OTOH, Dark one didn’t appear so hot. Kiri shot. Again and again and emptied her quiver-bag. Long tear in a wing. Coupla bolts in the head. Slowed it down a little.
The eel thrashed and died. Time to get outta here!
Blood, guts, ichor,
stuff
saturated the water. She turned and swam as fast as she could. Not as fast as zip run and it had nearly caught her when she used that. God. God. God.
Glance back.
Huge
ball of hard water crackling with black energy heading toward her. Cliff face ahead, surface!
She looked down, clenching her speargun tight. The Dark one was slower. One wing was gone. Didn’t heal like the one she and Lathyr had fought in Water Realm before. Good.
Her gun weighted with another spear. She’d been all out. Magic.
Can’t question. Pause. Sight. Shoot the thing in the eye.
A roar that banged her against the cliff. Huge pain. Grit teeth, raise the speargun, fire in the hellish open mouth!
This scream higher than she could hear, only feel the shock. More tears gushed from her eyes in pain.

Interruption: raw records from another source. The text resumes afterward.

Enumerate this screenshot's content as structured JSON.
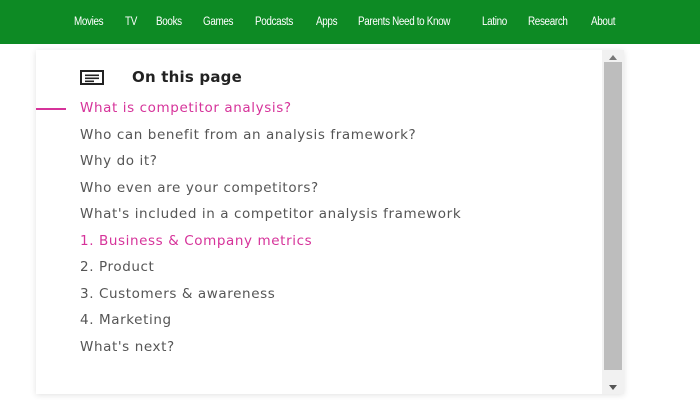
{
  "nav": {
    "items": [
      "Movies",
      "TV",
      "Books",
      "Games",
      "Podcasts",
      "Apps",
      "Parents Need to Know",
      "Latino",
      "Research",
      "About"
    ]
  },
  "toc": {
    "title": "On this page",
    "icon": "list-icon",
    "active_index": 0,
    "accent_color": "#d6339a",
    "items": [
      {
        "label": "What is competitor analysis?",
        "highlight": true
      },
      {
        "label": "Who can benefit from an analysis framework?",
        "highlight": false
      },
      {
        "label": "Why do it?",
        "highlight": false
      },
      {
        "label": "Who even are your competitors?",
        "highlight": false
      },
      {
        "label": "What's included in a competitor analysis framework",
        "highlight": false
      },
      {
        "label": "1. Business & Company metrics",
        "highlight": true
      },
      {
        "label": "2. Product",
        "highlight": false
      },
      {
        "label": "3. Customers & awareness",
        "highlight": false
      },
      {
        "label": "4. Marketing",
        "highlight": false
      },
      {
        "label": "What's next?",
        "highlight": false
      }
    ]
  },
  "colors": {
    "nav_bg": "#0d8a24",
    "accent": "#d6339a"
  }
}
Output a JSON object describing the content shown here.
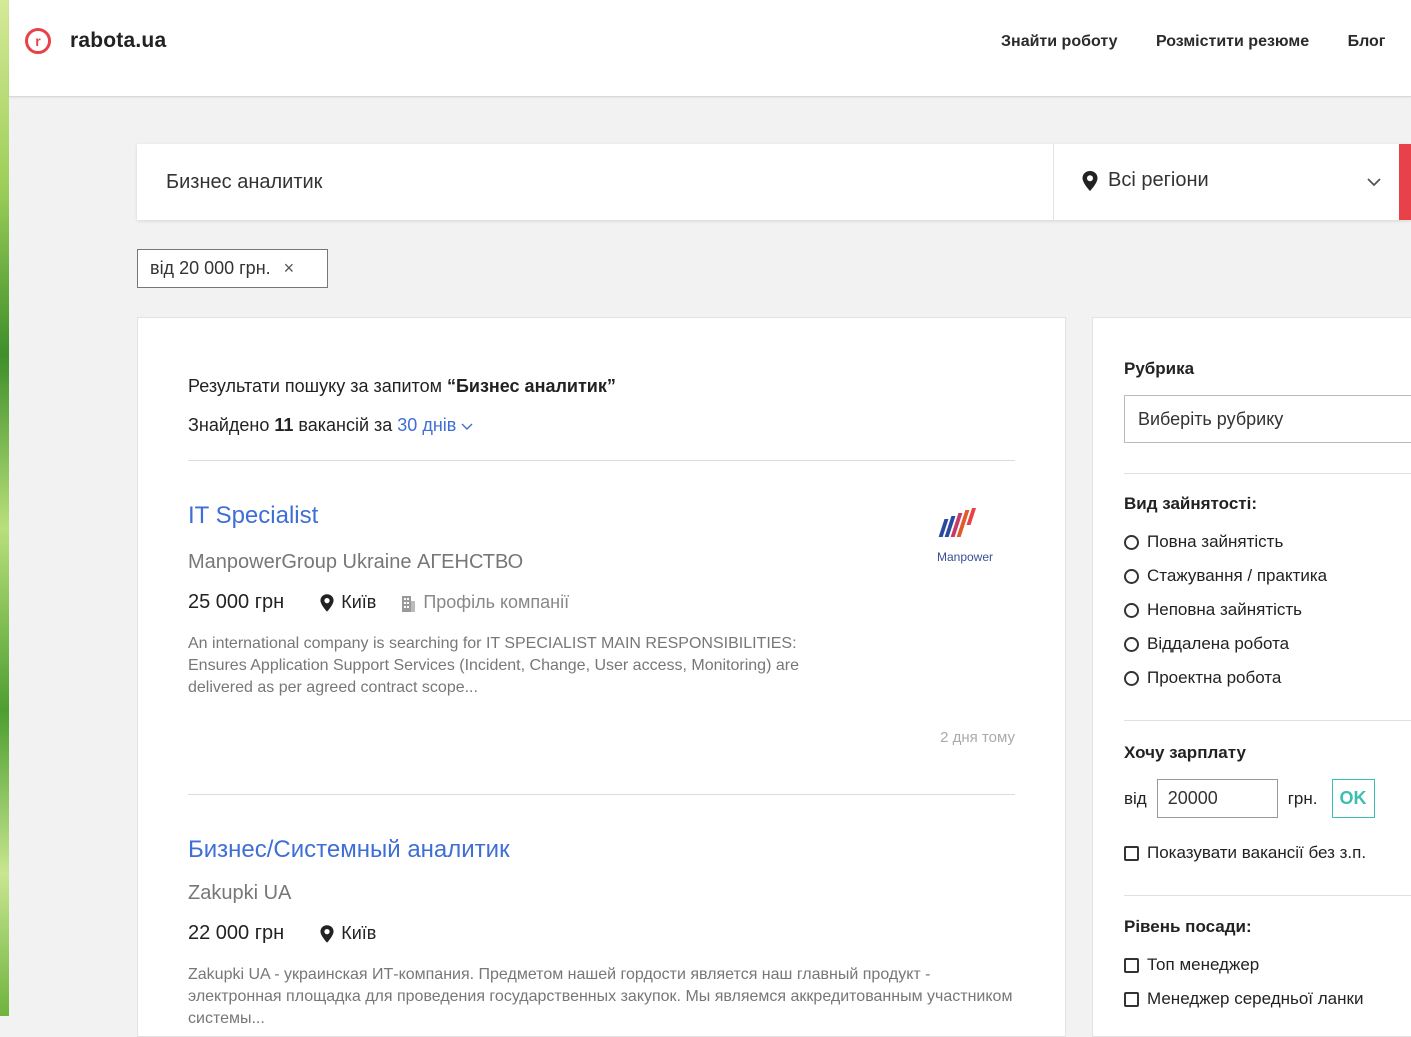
{
  "header": {
    "logo_glyph": "r",
    "logo_text": "rabota.ua",
    "nav": [
      "Знайти роботу",
      "Розмістити резюме",
      "Блог"
    ]
  },
  "search": {
    "query": "Бизнес аналитик",
    "region": "Всі регіони"
  },
  "filter_chip": {
    "label": "від 20 000 грн.",
    "close": "×"
  },
  "results": {
    "heading_prefix": "Результати пошуку за запитом ",
    "heading_query": "“Бизнес аналитик”",
    "count_prefix": "Знайдено ",
    "count_value": "11",
    "count_suffix": " вакансій за ",
    "period": "30 днів",
    "jobs": [
      {
        "title": "IT Specialist",
        "company": "ManpowerGroup Ukraine АГЕНСТВО",
        "salary": "25 000 грн",
        "city": "Київ",
        "profile": "Профіль компанії",
        "description": "An international company is searching for IT SPECIALIST MAIN RESPONSIBILITIES: Ensures Application Support Services (Incident, Change, User access, Monitoring) are delivered as per agreed contract scope...",
        "posted": "2 дня тому",
        "logo_text": "Manpower"
      },
      {
        "title": "Бизнес/Системный аналитик",
        "company": "Zakupki UA",
        "salary": "22 000 грн",
        "city": "Київ",
        "description": "Zakupki UA - украинская ИТ-компания. Предметом нашей гордости является наш главный продукт - электронная площадка для проведения государственных закупок. Мы являемся аккредитованным участником системы..."
      }
    ]
  },
  "sidebar": {
    "rubric_label": "Рубрика",
    "rubric_placeholder": "Виберіть рубрику",
    "employment_label": "Вид зайнятості:",
    "employment_options": [
      "Повна зайнятість",
      "Стажування / практика",
      "Неповна зайнятість",
      "Віддалена робота",
      "Проектна робота"
    ],
    "salary_label": "Хочу зарплату",
    "salary_from": "від",
    "salary_value": "20000",
    "salary_currency": "грн.",
    "salary_ok": "OK",
    "show_without_salary": "Показувати вакансії без з.п.",
    "level_label": "Рівень посади:",
    "level_options": [
      "Топ менеджер",
      "Менеджер середньої ланки"
    ]
  },
  "colors": {
    "brand": "#e8414a",
    "link": "#3f6ed6",
    "ok": "#3bbfae"
  }
}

Then the Dark one simply vanished.
And so did she.
* * *
She came back to the room with a thunk that had her knees crumpling her to the floor, only able to huff, “Uh, uh, uh.” And with a serious case of the shudders. She still
hurt.
What was all that about?
Too darn real.
She pulled off her visor and tossed it onto the counter. Then she peeled off her gloves—glad to have had them and the spells they projected, but wonderful to get rid of them. They stuck to her hands and turned inside out. Blinking, she saw that what she’d thought would be filaments were no more than lines. Huh. They’d left marks on her skin like henna.